The Raj could be tyrannical. Is today's India any better?

By P Anantha Krishnan

CONDITION OF INDIA
INTRODUCED BY SUHASH CHAKRAVARTY
KONARK
PAGES: 600
PRICE: Rs 554

Krishna MenonV.K. Krishna Menon is a much-maligned man. His disastrous tenure as defence minister has obscured his unselfish service to the nation during the India League days, prior to Independence. Condition of India is a book he co-authored with three British members of the India League who toured India in 1932 -- one of the many locust years of the Raj when Lord Willingdon, the then viceroy, chose to rule India through a series of ordinances after imprisoning the national leaders. The British tried all the tricks at their command to stop this book from being published in England. When it was eventually published in 1934, it was promptly proscribed in India.

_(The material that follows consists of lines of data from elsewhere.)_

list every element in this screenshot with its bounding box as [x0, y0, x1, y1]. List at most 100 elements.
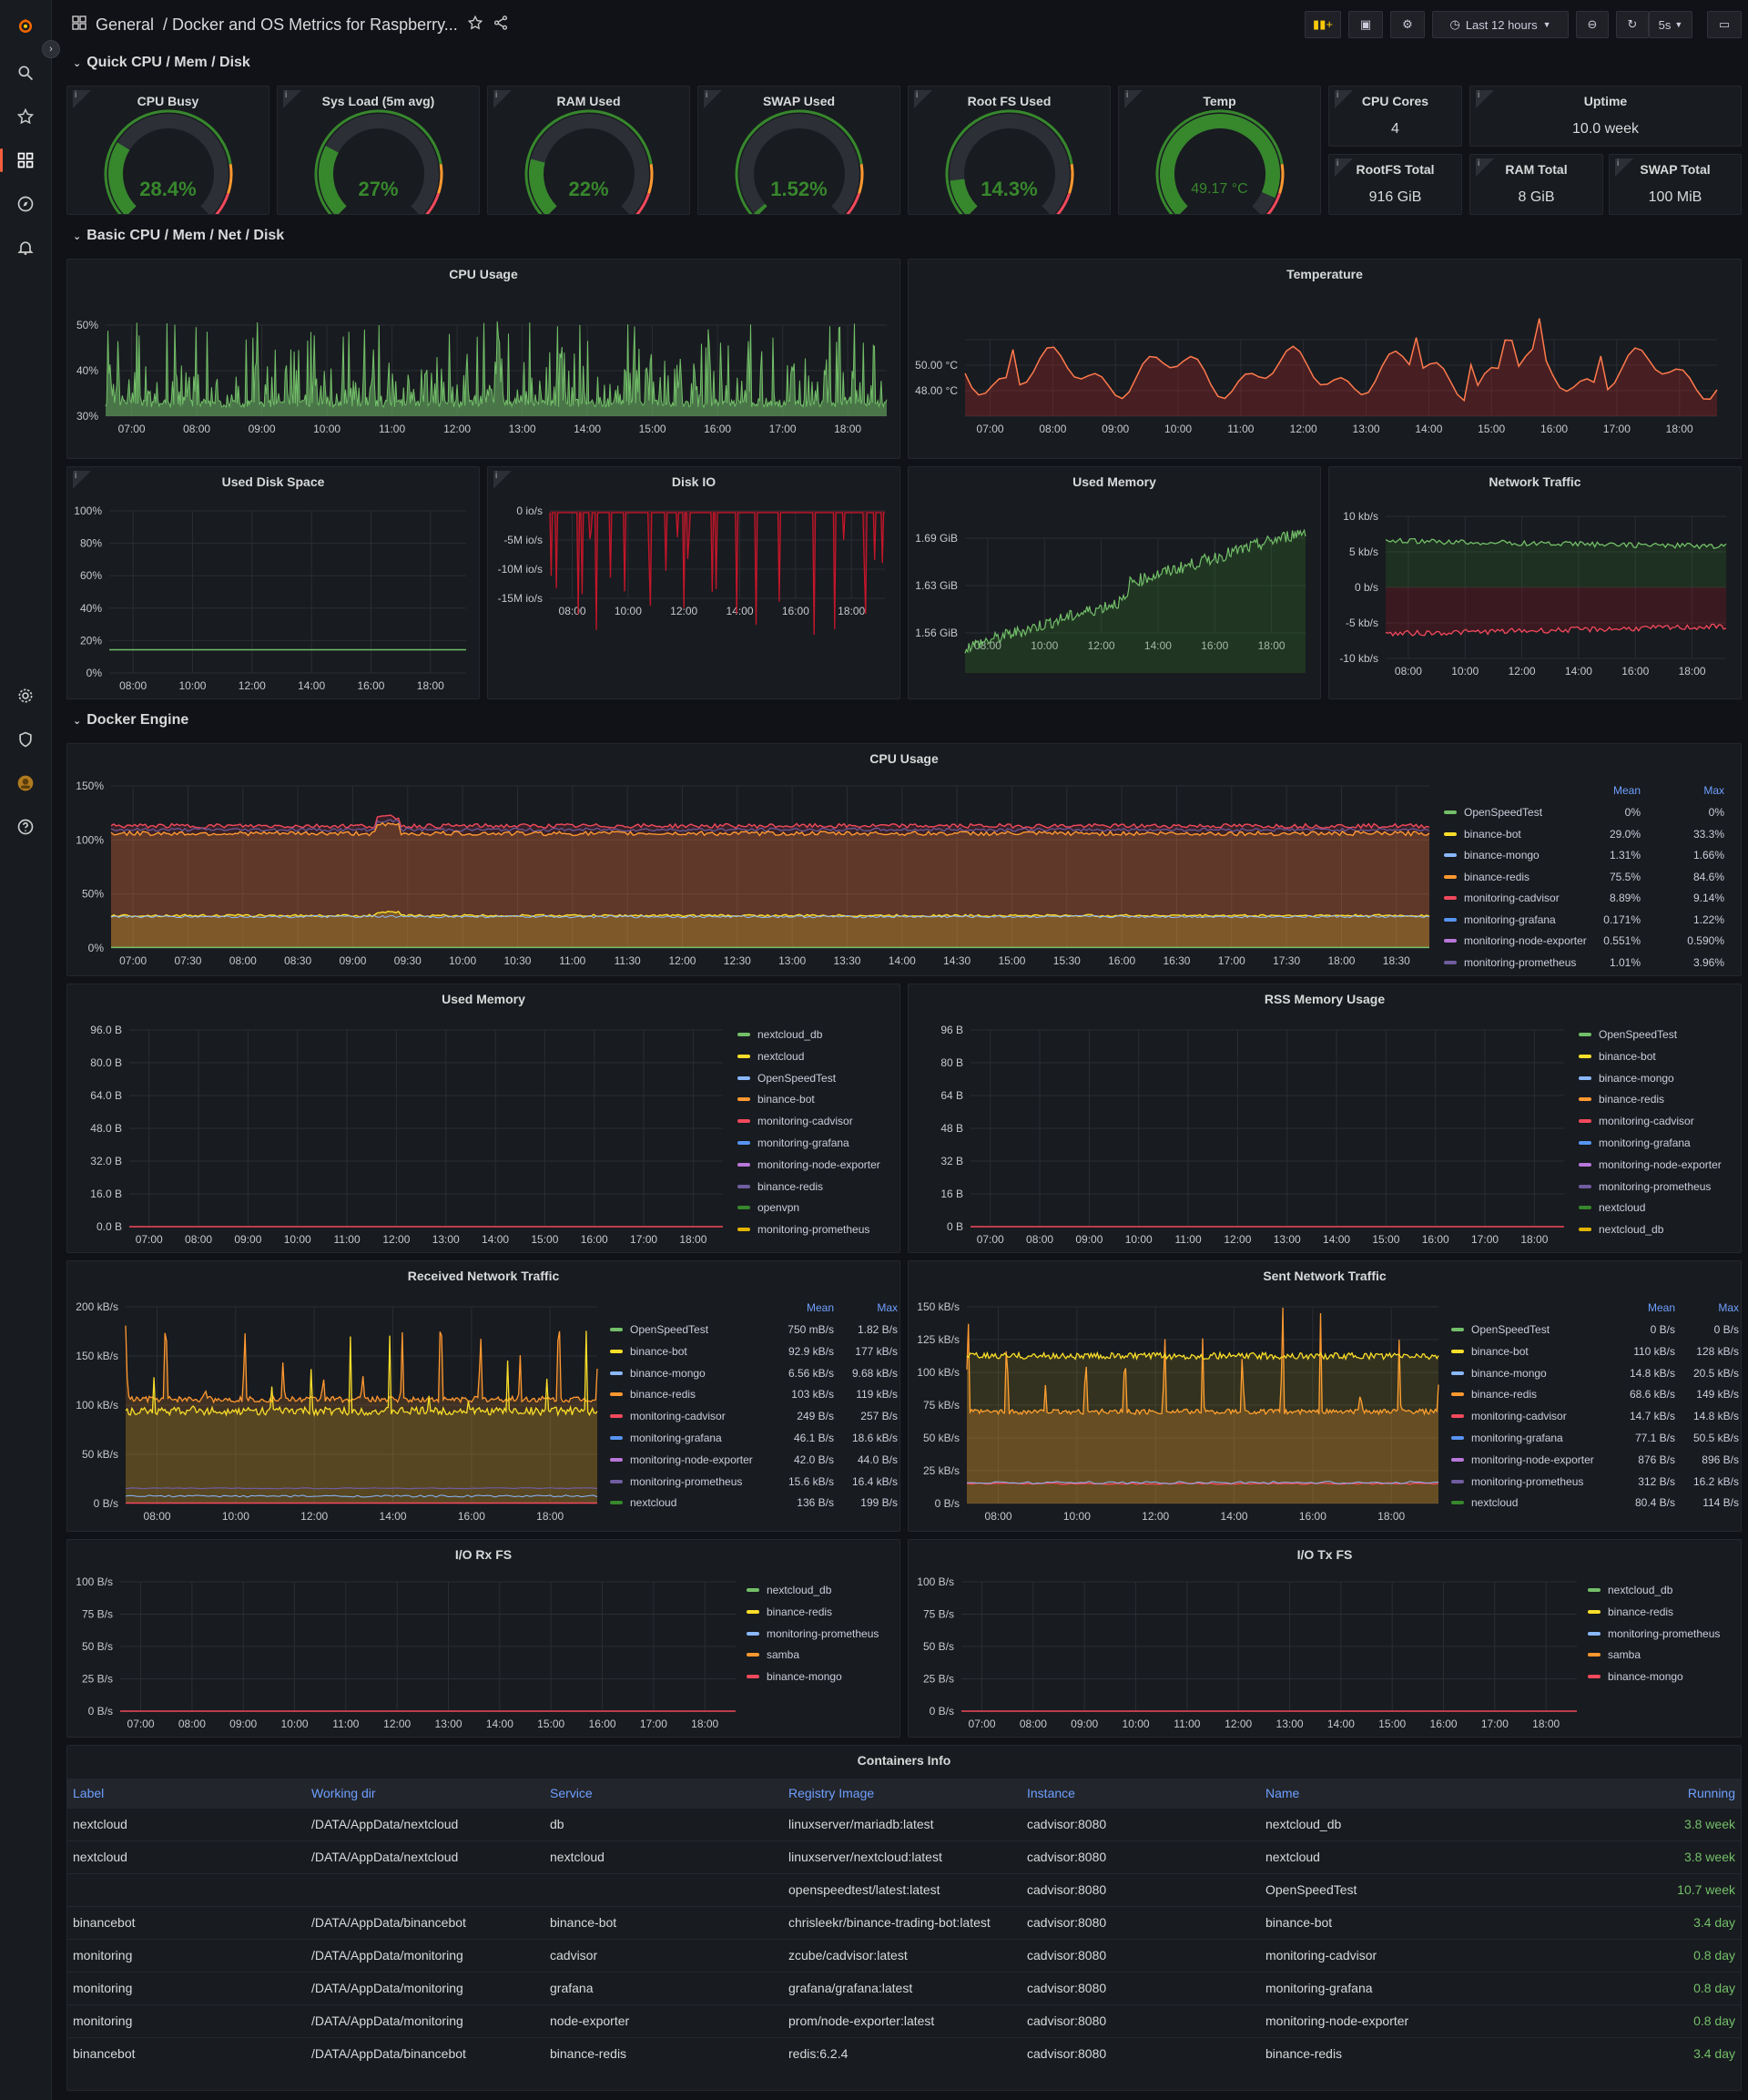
zoom-out-button[interactable]: ⊖: [1576, 11, 1609, 38]
legend-item[interactable]: openvpn: [737, 1201, 799, 1214]
save-dashboard-button[interactable]: ▣: [1348, 11, 1383, 38]
used-disk-panel[interactable]: i Used Disk Space 100% 80% 60% 40% 20% 0% 08:0…: [66, 466, 480, 699]
legend-item[interactable]: monitoring-cadvisor: [737, 1115, 853, 1127]
refresh-interval-picker[interactable]: 5s ▼: [1649, 11, 1692, 38]
docker-rss-panel[interactable]: RSS Memory Usage 96 B 80 B 64 B 48 B 32 B 16 …: [908, 984, 1742, 1253]
legend-item[interactable]: monitoring-grafana: [1451, 1432, 1563, 1444]
column-header[interactable]: Running: [1495, 1779, 1741, 1808]
time-range-picker[interactable]: ◷ Last 12 hours ▼: [1432, 11, 1569, 38]
legend-item[interactable]: monitoring-node-exporter: [1444, 934, 1587, 947]
legend-item[interactable]: OpenSpeedTest: [737, 1072, 836, 1085]
add-panel-button[interactable]: ▮▮+: [1305, 11, 1341, 38]
column-header[interactable]: Name: [1260, 1779, 1495, 1808]
column-header[interactable]: Label: [67, 1779, 306, 1808]
legend-item[interactable]: binance-bot: [1579, 1050, 1656, 1063]
cpu-usage-panel[interactable]: CPU Usage 50% 40% 30% 07:00 08:00 09:00 10:00 1…: [66, 259, 900, 459]
table-row[interactable]: monitoring/DATA/AppData/monitoring node-e…: [67, 2003, 1741, 2037]
gauge-panel[interactable]: i Sys Load (5m avg) 27%: [277, 86, 480, 215]
info-icon[interactable]: i: [493, 90, 512, 108]
legend-item[interactable]: binance-mongo: [1451, 1367, 1547, 1380]
info-icon[interactable]: i: [73, 90, 91, 108]
legend-item[interactable]: monitoring-node-exporter: [610, 1453, 753, 1466]
legend-item[interactable]: samba: [747, 1648, 799, 1661]
info-icon[interactable]: i: [1476, 158, 1494, 177]
legend-item[interactable]: monitoring-prometheus: [1451, 1475, 1583, 1488]
gauge-panel[interactable]: i RAM Used 22%: [487, 86, 690, 215]
explore-icon[interactable]: [15, 193, 36, 215]
legend-mean-header[interactable]: Mean: [1612, 784, 1641, 797]
legend-item[interactable]: nextcloud_db: [747, 1584, 831, 1596]
info-icon[interactable]: i: [1615, 158, 1633, 177]
stat-panel[interactable]: i SWAP Total 100 MiB: [1609, 154, 1742, 215]
docker-iorx-panel[interactable]: I/O Rx FS 100 B/s 75 B/s 50 B/s 25 B/s 0 B/s…: [66, 1539, 900, 1738]
legend-item[interactable]: binance-mongo: [1588, 1670, 1683, 1683]
docker-mem-panel[interactable]: Used Memory 96.0 B 80.0 B 64.0 B 48.0 B 32.0…: [66, 984, 900, 1253]
stat-panel[interactable]: i RootFS Total 916 GiB: [1328, 154, 1462, 215]
legend-item[interactable]: binance-redis: [1444, 871, 1530, 883]
table-row[interactable]: openspeedtest/latest:latest cadvisor:8080…: [67, 1872, 1741, 1906]
legend-item[interactable]: OpenSpeedTest: [610, 1323, 708, 1336]
starred-icon[interactable]: [15, 106, 36, 127]
legend-item[interactable]: monitoring-prometheus: [1444, 956, 1576, 969]
info-icon[interactable]: i: [1476, 90, 1494, 108]
info-icon[interactable]: i: [1335, 90, 1353, 108]
info-icon[interactable]: i: [493, 471, 512, 489]
user-avatar[interactable]: [15, 772, 36, 794]
search-icon[interactable]: [15, 62, 36, 84]
disk-io-panel[interactable]: i Disk IO 0 io/s -5M io/s -10M io/s -15M io…: [487, 466, 900, 699]
refresh-button[interactable]: ↻: [1616, 11, 1649, 38]
temperature-panel[interactable]: Temperature 50.00 °C 48.00 °C 07:00 08:00 09…: [908, 259, 1742, 459]
legend-item[interactable]: binance-redis: [737, 1180, 823, 1193]
gauge-panel[interactable]: i SWAP Used 1.52%: [697, 86, 900, 215]
column-header[interactable]: Working dir: [306, 1779, 544, 1808]
legend-item[interactable]: binance-bot: [1451, 1345, 1529, 1358]
legend-item[interactable]: nextcloud: [1579, 1201, 1645, 1214]
legend-item[interactable]: binance-redis: [1588, 1606, 1673, 1618]
legend-item[interactable]: samba: [1588, 1648, 1641, 1661]
legend-item[interactable]: monitoring-prometheus: [1588, 1627, 1720, 1640]
docker-tx-panel[interactable]: Sent Network Traffic 150 kB/s 125 kB/s 100…: [908, 1260, 1742, 1532]
legend-item[interactable]: monitoring-node-exporter: [737, 1158, 880, 1171]
table-row[interactable]: binancebot/DATA/AppData/binancebot binanc…: [67, 1905, 1741, 1939]
docker-rx-panel[interactable]: Received Network Traffic 200 kB/s 150 kB/…: [66, 1260, 900, 1532]
legend-item[interactable]: monitoring-cadvisor: [1444, 892, 1560, 904]
legend-mean-header[interactable]: Mean: [806, 1301, 834, 1314]
legend-item[interactable]: binance-mongo: [610, 1367, 706, 1380]
gauge-panel[interactable]: i CPU Busy 28.4%: [66, 86, 269, 215]
table-row[interactable]: nextcloud/DATA/AppData/nextcloud db linuxs…: [67, 1807, 1741, 1840]
dashboard-settings-button[interactable]: ⚙: [1390, 11, 1425, 38]
legend-item[interactable]: nextcloud: [737, 1050, 804, 1063]
legend-item[interactable]: monitoring-prometheus: [610, 1475, 742, 1488]
legend-item[interactable]: monitoring-cadvisor: [1451, 1410, 1567, 1422]
legend-max-header[interactable]: Max: [1703, 784, 1724, 797]
containers-info-panel[interactable]: Containers Info Label Working dir Service R…: [66, 1745, 1742, 2091]
legend-max-header[interactable]: Max: [877, 1301, 898, 1314]
star-icon[interactable]: [467, 15, 483, 36]
legend-item[interactable]: binance-redis: [1451, 1388, 1537, 1401]
row-docker[interactable]: ⌄ Docker Engine: [73, 712, 188, 729]
legend-item[interactable]: nextcloud_db: [737, 1028, 822, 1041]
info-icon[interactable]: i: [1124, 90, 1143, 108]
legend-item[interactable]: monitoring-prometheus: [1579, 1180, 1711, 1193]
legend-item[interactable]: OpenSpeedTest: [1451, 1323, 1550, 1336]
legend-item[interactable]: nextcloud: [610, 1496, 676, 1509]
tv-mode-button[interactable]: ▭: [1707, 11, 1742, 38]
shield-icon[interactable]: [15, 729, 36, 750]
legend-item[interactable]: nextcloud_db: [1579, 1223, 1663, 1236]
column-header[interactable]: Registry Image: [783, 1779, 1021, 1808]
legend-item[interactable]: OpenSpeedTest: [1579, 1028, 1677, 1041]
stat-panel[interactable]: i CPU Cores 4: [1328, 86, 1462, 147]
help-icon[interactable]: [15, 816, 36, 838]
table-row[interactable]: binancebot/DATA/AppData/binancebot binanc…: [67, 2036, 1741, 2070]
legend-item[interactable]: monitoring-grafana: [1444, 913, 1556, 926]
row-quick[interactable]: ⌄ Quick CPU / Mem / Disk: [73, 55, 250, 71]
legend-item[interactable]: OpenSpeedTest: [1444, 806, 1542, 819]
docker-cpu-panel[interactable]: CPU Usage 150% 100% 50% 0% 07:00 07:30 08:00 08…: [66, 743, 1742, 976]
stat-panel[interactable]: i Uptime 10.0 week: [1469, 86, 1742, 147]
column-header[interactable]: Service: [544, 1779, 783, 1808]
table-row[interactable]: monitoring/DATA/AppData/monitoring grafan…: [67, 1971, 1741, 2004]
alerting-bell-icon[interactable]: [15, 237, 36, 259]
legend-item[interactable]: monitoring-prometheus: [737, 1223, 869, 1236]
legend-mean-header[interactable]: Mean: [1647, 1301, 1675, 1314]
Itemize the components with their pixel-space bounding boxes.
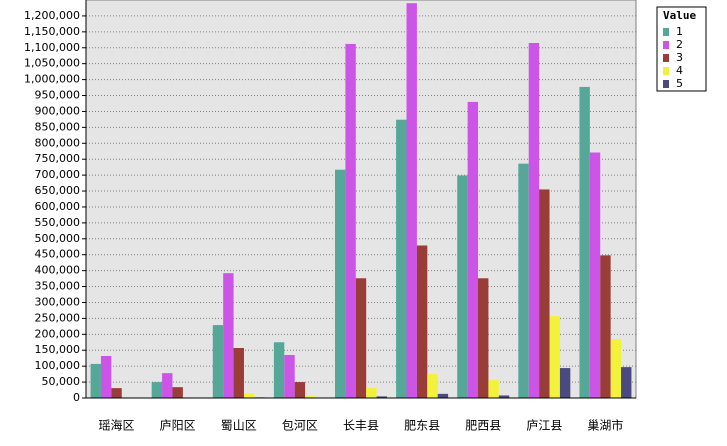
bar xyxy=(438,394,448,398)
y-tick-label: 900,000 xyxy=(35,104,81,117)
y-tick-label: 1,100,000 xyxy=(24,41,80,54)
bar xyxy=(345,44,355,398)
y-tick-label: 200,000 xyxy=(35,327,81,340)
y-tick-label: 1,200,000 xyxy=(24,9,80,22)
bar xyxy=(427,374,437,398)
y-tick-label: 350,000 xyxy=(35,280,81,293)
legend-swatch xyxy=(663,67,669,75)
bar xyxy=(611,339,621,398)
bar xyxy=(550,316,560,398)
bar xyxy=(600,255,610,398)
y-tick-label: 0 xyxy=(73,391,80,404)
bar xyxy=(529,43,539,398)
y-tick-label: 1,150,000 xyxy=(24,25,80,38)
bar xyxy=(213,325,223,398)
y-tick-label: 650,000 xyxy=(35,184,81,197)
x-tick-label: 巢湖市 xyxy=(587,418,623,433)
y-tick-label: 450,000 xyxy=(35,248,81,261)
bar xyxy=(417,245,427,398)
bar xyxy=(223,273,233,398)
bar xyxy=(590,153,600,398)
legend-swatch xyxy=(663,80,669,88)
bar xyxy=(162,373,172,398)
bar xyxy=(478,278,488,398)
legend-title: Value xyxy=(663,9,696,22)
x-tick-label: 庐阳区 xyxy=(160,418,196,433)
legend-label: 1 xyxy=(676,25,683,38)
y-tick-label: 500,000 xyxy=(35,232,81,245)
legend-swatch xyxy=(663,41,669,49)
bar xyxy=(91,364,101,398)
bar xyxy=(560,368,570,398)
bar xyxy=(101,356,111,398)
bar xyxy=(274,342,284,398)
y-tick-label: 50,000 xyxy=(42,375,81,388)
y-tick-label: 950,000 xyxy=(35,89,81,102)
bar xyxy=(172,387,182,398)
y-tick-label: 600,000 xyxy=(35,200,81,213)
bar xyxy=(457,175,467,398)
legend-label: 2 xyxy=(676,38,683,51)
y-tick-label: 850,000 xyxy=(35,120,81,133)
bar xyxy=(335,170,345,398)
bar xyxy=(111,388,121,398)
y-tick-label: 400,000 xyxy=(35,264,81,277)
legend-label: 5 xyxy=(676,77,683,90)
bar xyxy=(468,102,478,398)
bar xyxy=(295,382,305,398)
bar xyxy=(244,393,254,398)
legend-swatch xyxy=(663,54,669,62)
bar xyxy=(518,164,528,398)
y-tick-label: 550,000 xyxy=(35,216,81,229)
y-tick-label: 150,000 xyxy=(35,343,81,356)
bar xyxy=(356,278,366,398)
y-tick-label: 100,000 xyxy=(35,359,81,372)
y-tick-label: 1,050,000 xyxy=(24,57,80,70)
bar xyxy=(284,355,294,398)
legend-label: 3 xyxy=(676,51,683,64)
bar xyxy=(539,189,549,398)
bar xyxy=(396,120,406,398)
x-tick-label: 包河区 xyxy=(282,419,318,433)
legend-swatch xyxy=(663,28,669,36)
x-tick-label: 肥东县 xyxy=(404,419,440,433)
x-tick-label: 庐江县 xyxy=(526,418,562,433)
bar xyxy=(579,87,589,398)
y-tick-label: 250,000 xyxy=(35,311,81,324)
x-tick-label: 肥西县 xyxy=(465,419,501,433)
bar xyxy=(621,367,631,398)
bar xyxy=(234,348,244,398)
bar xyxy=(152,382,162,398)
legend-label: 4 xyxy=(676,64,683,77)
bar xyxy=(488,380,498,398)
y-tick-label: 700,000 xyxy=(35,168,81,181)
x-tick-label: 长丰县 xyxy=(343,419,379,433)
y-tick-label: 800,000 xyxy=(35,136,81,149)
y-tick-label: 750,000 xyxy=(35,152,81,165)
x-tick-label: 蜀山区 xyxy=(221,419,257,433)
bar xyxy=(366,388,376,398)
x-tick-label: 瑶海区 xyxy=(99,418,135,433)
y-tick-label: 300,000 xyxy=(35,295,81,308)
bar xyxy=(407,3,417,398)
y-tick-label: 1,000,000 xyxy=(24,73,80,86)
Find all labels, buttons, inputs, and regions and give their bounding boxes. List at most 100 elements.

The book opens with an unexpected bonus. Its preface is written by Bertrand Russell, who, as always, is succinct. He makes mincemeat of the claim of the Raj that there was no tyranny in India. He asks the question as to whether a system of government is considered good which puts almost all the best people in prison while offering good careers to cowards and informers.

The delegation spent about three months visiting every province of British India but the greater part of their time was spent in rural India. The rural India they depict is one of appalling poverty but one seething with the spirit of rebellion. That was the year of Poona Pact and the delegation saw impressive evidence of the results of Gandhi's stand against untouchability. They could clearly see that Gandhi's methods had caused a democratic awakening among the rural masses and it would indeed be difficult to send them back into slumber.

Even after so many years the horrors of tyranny make a shocking reading but the reaction of officialdom to the probing questions of the team is amusing. The viceroy, when informed by the delegation of a state of famine in the Allahabad division, says, "There is no famine anywhere in India. When famine exists it has to be reported to me and a state of famine is required by law to be proclaimed." The team observes in another context, "Police and officials in India, even in the lowest ranks, know that they are a law unto themselves, and, while they administer or maintain law, they are themselves above it." The laws of police and bureaucracy, it appears, are immutable.

That the writers were pro-Congress and were enchanted by the Gandhi magic is little in doubt. In fact The Times commented that a delegation of the India Defence League (an organisation upholding imperialism) would have produced a report exactly contrary to this document. This might well have been true but then if the British had nothing to hide there was no need to proscribe the book. Nevertheless we do get the impression that the writers had tried to paper over the various differences and inequalities of Indian society and to present a picture of an India united against the British.

It has taken 65 years for this jewel of a book to reappear. This is a testimony to the callousness of our establishment historians. Professor Suhash Chakravarty, who has brought out this edition with a splendid introduction, deserves our gratitude.